The writers come in all shapes and sizes and types. They are old and young. They are wise and naïve. They are grizzled and smooth. They are expectant and skeptical. They are rotund and withered. They possess countless varieties of crooked, yellow teeth.
Nobody will hire them. Nobody will represent them. Nobody will publish or buy their books.
Security tries to relegate them to the basement and the old wing. Technically they aren’t allowed inside the Union. But they get inside no matter what anybody does.
One of the writers brushes up against me as I collect my mail.
Usually I don’t care if people touch me. Students always liked to touch me, as if, somehow, it gave them access to my traumatic kernels.
In this instance, I get mad.
The writer senses it. He tries to run away.
I grab him by the neck with my strong hand.
I take a deep breath.
Pounding his face into the aluminum grid of mailboxes, I say, “Don’t fucking touch me! Don’t fucking touch me! Don’t fucking touch me! Don’t fucking touch me! Don’t fucking touch me! Don’t fucking touch me! Don’t fucking touch me! Don’t fucking touch me! Don’t fucking touch me! Don’t fucking touch me! Do not fucking touch me! Don’t fucking touch me!”
The writer squirms and thrashes and blubbers and cries out for an administrator.
Nobody comes to his aid.
When I can’t hear the writer anymore, and when he stops moving and wilts like an exorcised flower, I let him go.
8
It’s the day before classes.
I’ve been sleeping well. My roommates are terrified of me and I insist on absolute silence when I’m in the room, day or night.
The storm sirens go off.
There’s no storm. The President is about to give his welcome speech.

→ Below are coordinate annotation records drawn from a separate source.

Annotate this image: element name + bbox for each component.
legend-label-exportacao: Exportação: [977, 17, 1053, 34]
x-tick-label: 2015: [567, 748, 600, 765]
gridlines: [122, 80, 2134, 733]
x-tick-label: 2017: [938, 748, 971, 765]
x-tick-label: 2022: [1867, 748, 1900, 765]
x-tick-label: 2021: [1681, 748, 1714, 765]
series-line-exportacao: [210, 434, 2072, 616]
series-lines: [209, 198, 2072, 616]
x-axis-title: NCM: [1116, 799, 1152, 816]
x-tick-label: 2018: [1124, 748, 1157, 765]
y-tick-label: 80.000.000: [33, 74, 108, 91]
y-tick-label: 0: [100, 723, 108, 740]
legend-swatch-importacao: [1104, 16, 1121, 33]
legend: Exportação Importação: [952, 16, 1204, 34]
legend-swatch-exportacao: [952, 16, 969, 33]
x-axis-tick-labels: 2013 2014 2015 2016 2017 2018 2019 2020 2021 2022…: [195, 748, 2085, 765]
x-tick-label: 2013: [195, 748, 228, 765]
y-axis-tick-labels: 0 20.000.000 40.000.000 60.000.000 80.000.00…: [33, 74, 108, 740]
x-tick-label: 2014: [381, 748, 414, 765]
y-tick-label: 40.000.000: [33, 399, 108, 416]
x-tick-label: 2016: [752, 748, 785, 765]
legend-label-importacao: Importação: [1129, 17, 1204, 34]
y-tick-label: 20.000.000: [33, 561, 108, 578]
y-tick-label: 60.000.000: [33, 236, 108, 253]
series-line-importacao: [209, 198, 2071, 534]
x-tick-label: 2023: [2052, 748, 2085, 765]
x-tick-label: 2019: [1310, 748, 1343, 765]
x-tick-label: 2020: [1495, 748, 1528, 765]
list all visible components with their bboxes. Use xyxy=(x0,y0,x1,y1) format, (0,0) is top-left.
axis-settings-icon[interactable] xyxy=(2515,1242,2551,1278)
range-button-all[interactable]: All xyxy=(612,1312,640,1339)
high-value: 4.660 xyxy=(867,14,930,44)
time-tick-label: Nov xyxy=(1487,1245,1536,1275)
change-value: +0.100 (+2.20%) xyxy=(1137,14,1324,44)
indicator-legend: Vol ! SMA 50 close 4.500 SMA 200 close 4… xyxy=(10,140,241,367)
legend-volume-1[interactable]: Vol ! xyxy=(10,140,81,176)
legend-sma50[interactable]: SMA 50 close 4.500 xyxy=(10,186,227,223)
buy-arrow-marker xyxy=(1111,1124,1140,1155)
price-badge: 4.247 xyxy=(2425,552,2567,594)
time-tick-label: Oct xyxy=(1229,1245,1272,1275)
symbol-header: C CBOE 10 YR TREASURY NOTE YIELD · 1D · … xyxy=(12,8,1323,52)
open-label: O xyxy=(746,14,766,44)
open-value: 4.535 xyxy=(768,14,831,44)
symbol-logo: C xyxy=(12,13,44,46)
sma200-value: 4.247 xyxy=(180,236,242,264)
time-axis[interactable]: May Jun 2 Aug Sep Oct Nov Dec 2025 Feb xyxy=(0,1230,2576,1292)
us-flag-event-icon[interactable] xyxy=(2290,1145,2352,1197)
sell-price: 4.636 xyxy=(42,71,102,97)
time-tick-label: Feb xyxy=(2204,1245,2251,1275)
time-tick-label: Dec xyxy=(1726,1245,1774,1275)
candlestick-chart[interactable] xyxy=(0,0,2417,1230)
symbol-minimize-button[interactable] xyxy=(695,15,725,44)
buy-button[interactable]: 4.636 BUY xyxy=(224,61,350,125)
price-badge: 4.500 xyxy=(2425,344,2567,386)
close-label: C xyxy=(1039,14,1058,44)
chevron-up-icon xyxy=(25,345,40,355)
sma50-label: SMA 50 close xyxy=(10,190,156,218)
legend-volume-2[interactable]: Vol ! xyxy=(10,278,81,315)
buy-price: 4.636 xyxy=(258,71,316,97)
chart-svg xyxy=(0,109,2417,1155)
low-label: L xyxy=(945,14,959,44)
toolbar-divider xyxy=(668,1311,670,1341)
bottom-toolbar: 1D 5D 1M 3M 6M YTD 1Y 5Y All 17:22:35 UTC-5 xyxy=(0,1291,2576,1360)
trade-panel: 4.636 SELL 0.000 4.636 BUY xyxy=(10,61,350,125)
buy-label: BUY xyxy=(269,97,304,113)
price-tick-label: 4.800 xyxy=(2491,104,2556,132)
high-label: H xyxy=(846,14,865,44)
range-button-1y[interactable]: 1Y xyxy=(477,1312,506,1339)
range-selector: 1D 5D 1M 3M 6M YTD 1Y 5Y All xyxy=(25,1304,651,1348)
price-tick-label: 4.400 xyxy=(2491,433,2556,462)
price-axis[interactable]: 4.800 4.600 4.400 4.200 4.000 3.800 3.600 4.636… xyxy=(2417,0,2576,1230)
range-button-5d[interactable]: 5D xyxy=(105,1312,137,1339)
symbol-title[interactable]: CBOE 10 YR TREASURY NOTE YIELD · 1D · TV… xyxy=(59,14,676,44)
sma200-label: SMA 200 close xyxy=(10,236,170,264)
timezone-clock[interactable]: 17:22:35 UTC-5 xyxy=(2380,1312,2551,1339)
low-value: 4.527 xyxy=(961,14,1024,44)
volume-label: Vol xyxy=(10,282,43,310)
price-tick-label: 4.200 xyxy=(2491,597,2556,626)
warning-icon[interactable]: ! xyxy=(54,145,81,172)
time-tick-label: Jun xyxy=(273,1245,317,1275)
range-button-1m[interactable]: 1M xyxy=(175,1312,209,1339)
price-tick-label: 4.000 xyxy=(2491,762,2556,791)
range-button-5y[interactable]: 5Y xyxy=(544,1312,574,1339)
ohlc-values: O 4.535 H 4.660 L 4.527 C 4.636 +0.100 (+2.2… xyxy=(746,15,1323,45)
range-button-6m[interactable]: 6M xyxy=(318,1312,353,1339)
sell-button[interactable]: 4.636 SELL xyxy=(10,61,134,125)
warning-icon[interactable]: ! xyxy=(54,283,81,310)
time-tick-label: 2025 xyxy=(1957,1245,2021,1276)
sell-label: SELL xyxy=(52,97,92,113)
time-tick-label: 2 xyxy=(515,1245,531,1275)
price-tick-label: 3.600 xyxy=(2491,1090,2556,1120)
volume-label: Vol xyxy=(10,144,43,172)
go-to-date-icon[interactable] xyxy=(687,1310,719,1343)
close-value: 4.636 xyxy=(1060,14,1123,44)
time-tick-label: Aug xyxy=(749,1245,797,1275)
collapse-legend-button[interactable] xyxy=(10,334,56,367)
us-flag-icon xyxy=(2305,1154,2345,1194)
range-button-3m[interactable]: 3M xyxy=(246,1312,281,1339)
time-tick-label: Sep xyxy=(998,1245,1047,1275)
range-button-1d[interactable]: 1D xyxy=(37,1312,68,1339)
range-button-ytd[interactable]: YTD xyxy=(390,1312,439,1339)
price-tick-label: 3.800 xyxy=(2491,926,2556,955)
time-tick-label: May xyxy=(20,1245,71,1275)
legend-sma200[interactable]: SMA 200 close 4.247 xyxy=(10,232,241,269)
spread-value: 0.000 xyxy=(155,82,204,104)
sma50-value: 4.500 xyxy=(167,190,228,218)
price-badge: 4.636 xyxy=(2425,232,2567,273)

All of the students flow out of the dorms into the grassy hollow that the dorms and the halls and the observatories and the theaters and the athletic and teaching facilities surround like the stalagmites of a medieval crown.
They’ve set up a stage near the chapel. Slowly we congregate around it.
Onstage the Provost and the President of the University wait patiently for everybody to settle down. They’re making smalltalk and then the President says, “God I love coitus. I just love it.”
He doesn’t know the microphone is on.
The Provost informs him about the microphone.
Immediately the President retracts the statement, but casually, as if he still doesn’t know the microphone is on, ensuring everybody that, no matter what, he aspires to be the sort of patriarch and authority figure who lives and dies by the goodness of his Word. To the Provost he adds, “Who doesn’t love coitus?”